N-Ethylmaleimide-Sensitive Factor Regulates β2 Adrenoceptor Trafficking and Signaling in Cardiomyocytes

Abstract

Recycling of G protein-coupled receptors determines the functional resensitization of receptors and is implicated in switching beta2 adrenoceptor (beta2AR) G protein specificity in cardiomyocytes. The human beta2AR carboxyl end binds to the N-ethylmaleimide-sensitive factor (NSF), an ATPase integral to membrane trafficking machinery. It is interesting that the human beta2AR (hbeta2AR) carboxyl end pulled down NSF from mouse heart lysates, whereas the murine one did not. Despite this difference, both beta2ARs exhibited substantial agonist-induced internalization, recycling, and Gi coupling in cardiomyocytes. The hbeta2AR, however, displayed faster rates of agonist-induced internalization and recycling compared with the murine beta2AR (mbeta2AR) and a more profound Gi component in its contraction response. Replacing the mbeta2AR proline (-1) with a leucine generated a gain-of-function mutation, mbeta2AR-P417L, with a rescued ability to bind NSF, faster internalization and recycling than the mbeta2AR, and a significant enhancement in Gi signaling, which mimics the hbeta2AR. Selective disruption of the mbeta2AR-P417L binding to NSF inhibited the receptor coupling to Gi.
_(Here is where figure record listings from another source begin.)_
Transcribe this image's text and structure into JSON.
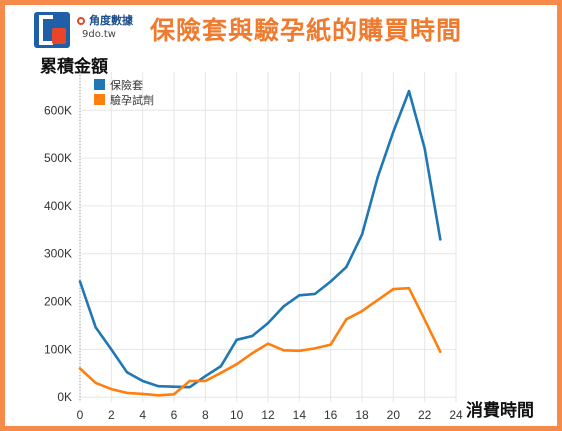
{
  "header": {
    "logo_text": "角度數據",
    "logo_url": "9do.tw",
    "title": "保險套與驗孕紙的購買時間"
  },
  "colors": {
    "border": "#f58a4a",
    "title": "#f07a2d",
    "series_condom": "#1f77b4",
    "series_test": "#ff7f0e"
  },
  "chart_data": {
    "type": "line",
    "title": "保險套與驗孕紙的購買時間",
    "xlabel": "消費時間",
    "ylabel": "累積金額",
    "xlim": [
      0,
      24
    ],
    "ylim": [
      -10000,
      680000
    ],
    "x_ticks": [
      0,
      2,
      4,
      6,
      8,
      10,
      12,
      14,
      16,
      18,
      20,
      22,
      24
    ],
    "x_tick_labels": [
      "0",
      "2",
      "4",
      "6",
      "8",
      "10",
      "12",
      "14",
      "16",
      "18",
      "20",
      "22",
      "24"
    ],
    "y_ticks": [
      0,
      100000,
      200000,
      300000,
      400000,
      500000,
      600000
    ],
    "y_tick_labels": [
      "0K",
      "100K",
      "200K",
      "300K",
      "400K",
      "500K",
      "600K"
    ],
    "grid": true,
    "legend_position": "top-left",
    "x": [
      0,
      1,
      2,
      3,
      4,
      5,
      6,
      7,
      8,
      9,
      10,
      11,
      12,
      13,
      14,
      15,
      16,
      17,
      18,
      19,
      20,
      21,
      22,
      23
    ],
    "series": [
      {
        "name": "保險套",
        "color": "#1f77b4",
        "values": [
          242000,
          146000,
          100000,
          52000,
          34000,
          23000,
          22000,
          21000,
          44000,
          65000,
          120000,
          128000,
          155000,
          190000,
          213000,
          216000,
          242000,
          272000,
          340000,
          460000,
          555000,
          640000,
          520000,
          330000
        ]
      },
      {
        "name": "驗孕試劑",
        "color": "#ff7f0e",
        "values": [
          60000,
          30000,
          17000,
          9000,
          7000,
          4000,
          6000,
          34000,
          34000,
          51000,
          69000,
          92000,
          112000,
          98000,
          97000,
          102000,
          110000,
          163000,
          180000,
          203000,
          226000,
          228000,
          162000,
          95000
        ]
      }
    ]
  }
}
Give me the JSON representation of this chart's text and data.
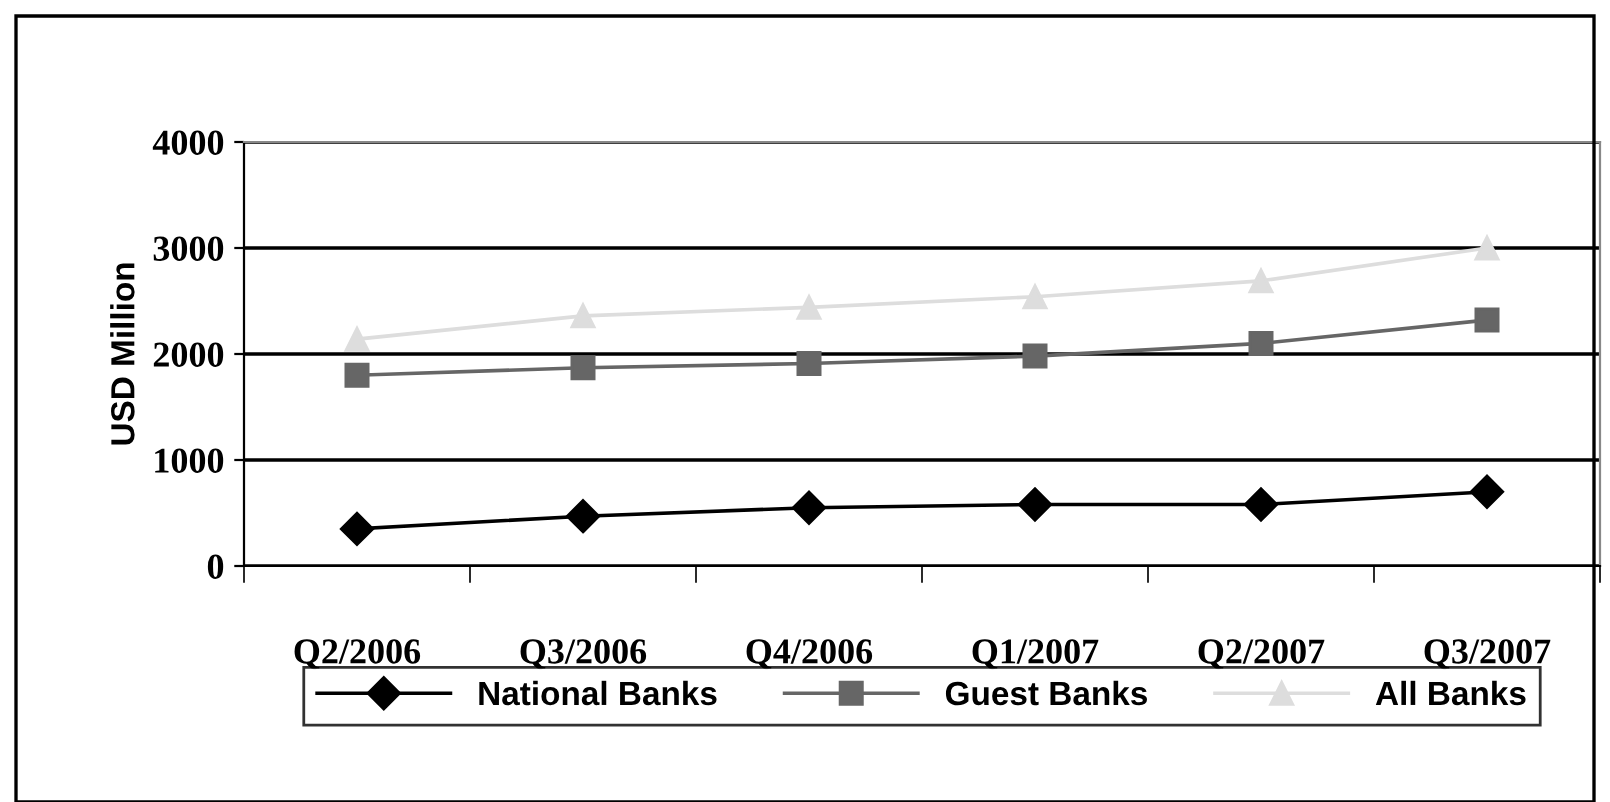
{
  "chart_data": {
    "type": "line",
    "ylabel": "USD Million",
    "categories": [
      "Q2/2006",
      "Q3/2006",
      "Q4/2006",
      "Q1/2007",
      "Q2/2007",
      "Q3/2007"
    ],
    "series": [
      {
        "name": "National Banks",
        "color": "#000000",
        "marker": "diamond",
        "values": [
          350,
          470,
          550,
          580,
          580,
          700
        ]
      },
      {
        "name": "Guest Banks",
        "color": "#666666",
        "marker": "square",
        "values": [
          1800,
          1870,
          1910,
          1980,
          2100,
          2320
        ]
      },
      {
        "name": "All Banks",
        "color": "#dddddd",
        "marker": "triangle",
        "values": [
          2140,
          2360,
          2440,
          2540,
          2690,
          3000
        ]
      }
    ],
    "ylim": [
      0,
      4000
    ],
    "yticks": [
      0,
      1000,
      2000,
      3000,
      4000
    ],
    "grid": "y",
    "legend": "bottom",
    "line_style": "solid"
  }
}
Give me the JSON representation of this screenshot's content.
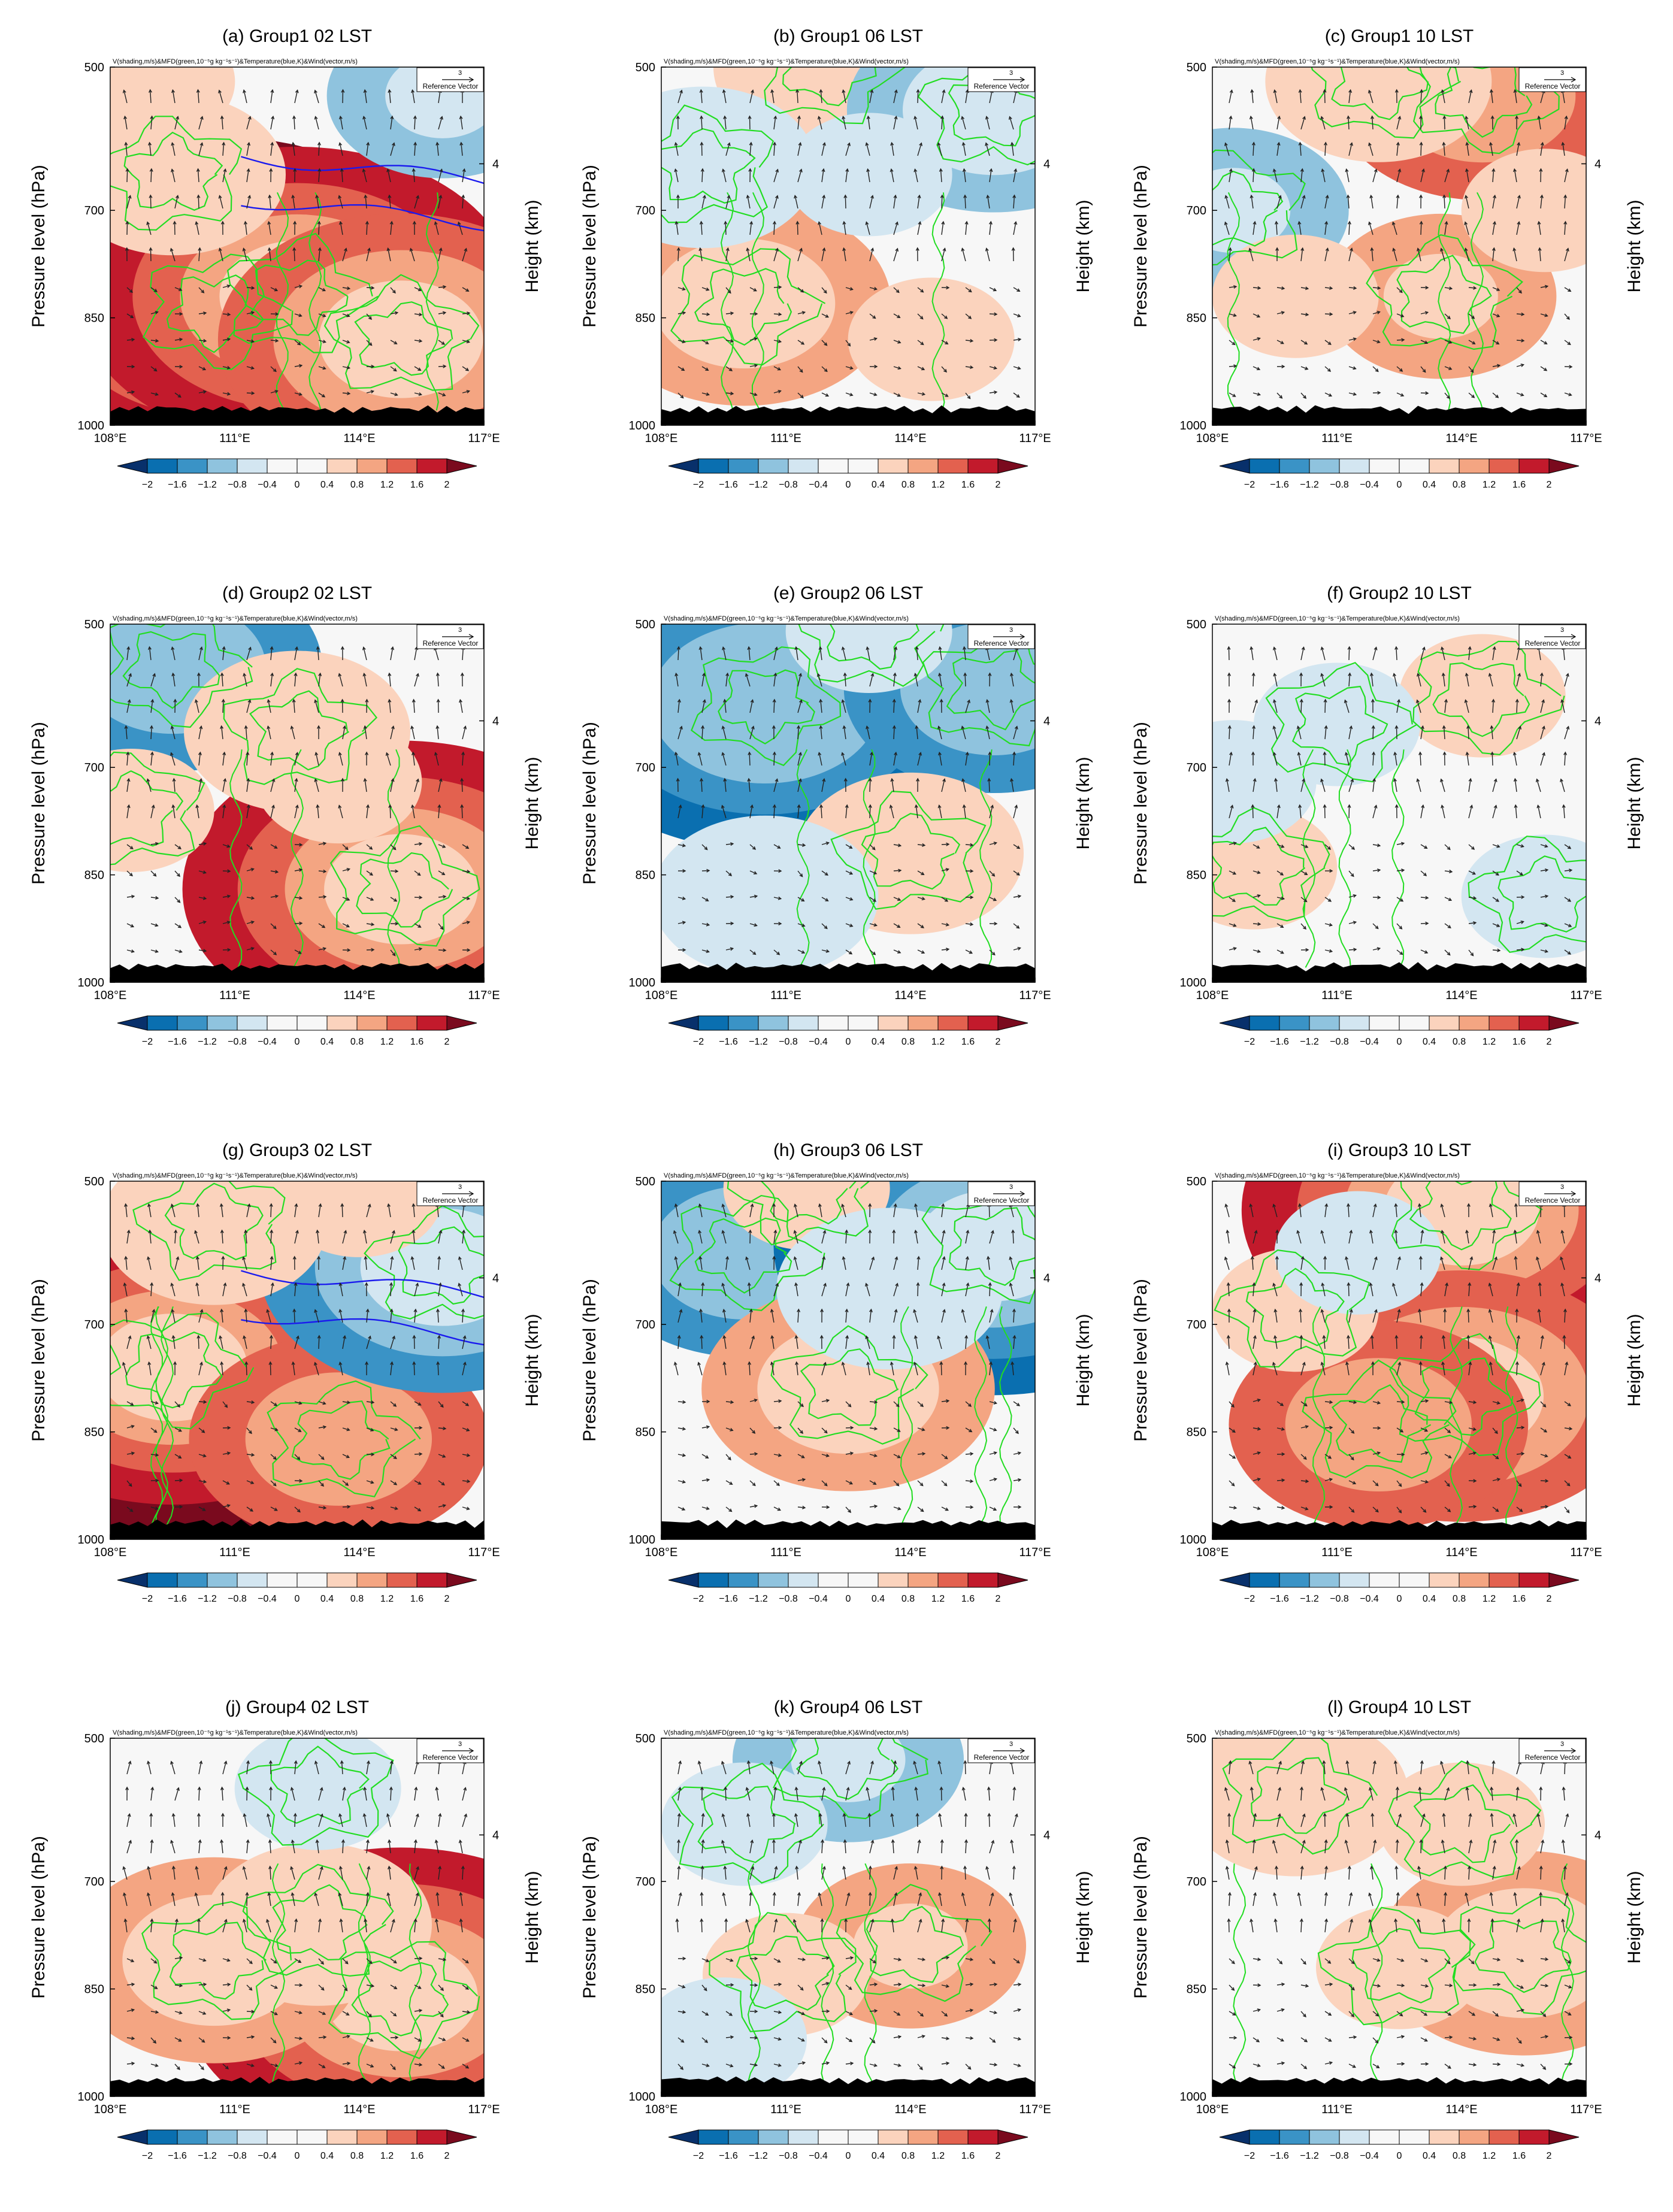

Mean-while, inhibiting NSF with N-ethylmaleimide blocked the mbeta2AR recycling after agonist-induced endocytosis. Expressing the NSF-E329Q mutant lacking ATPase activity inhibited the mbeta2AR coupling to Gi in cardiomyocytes. Our results revealed a dual regulation on hbeta2AR trafficking and signaling by NSF through direct binding to cargo receptor and its ATPase activity and uncovered an unprecedented role for the receptor binding to NSF in regulating G protein specificity that has diverged between mouse and human beta2ARs.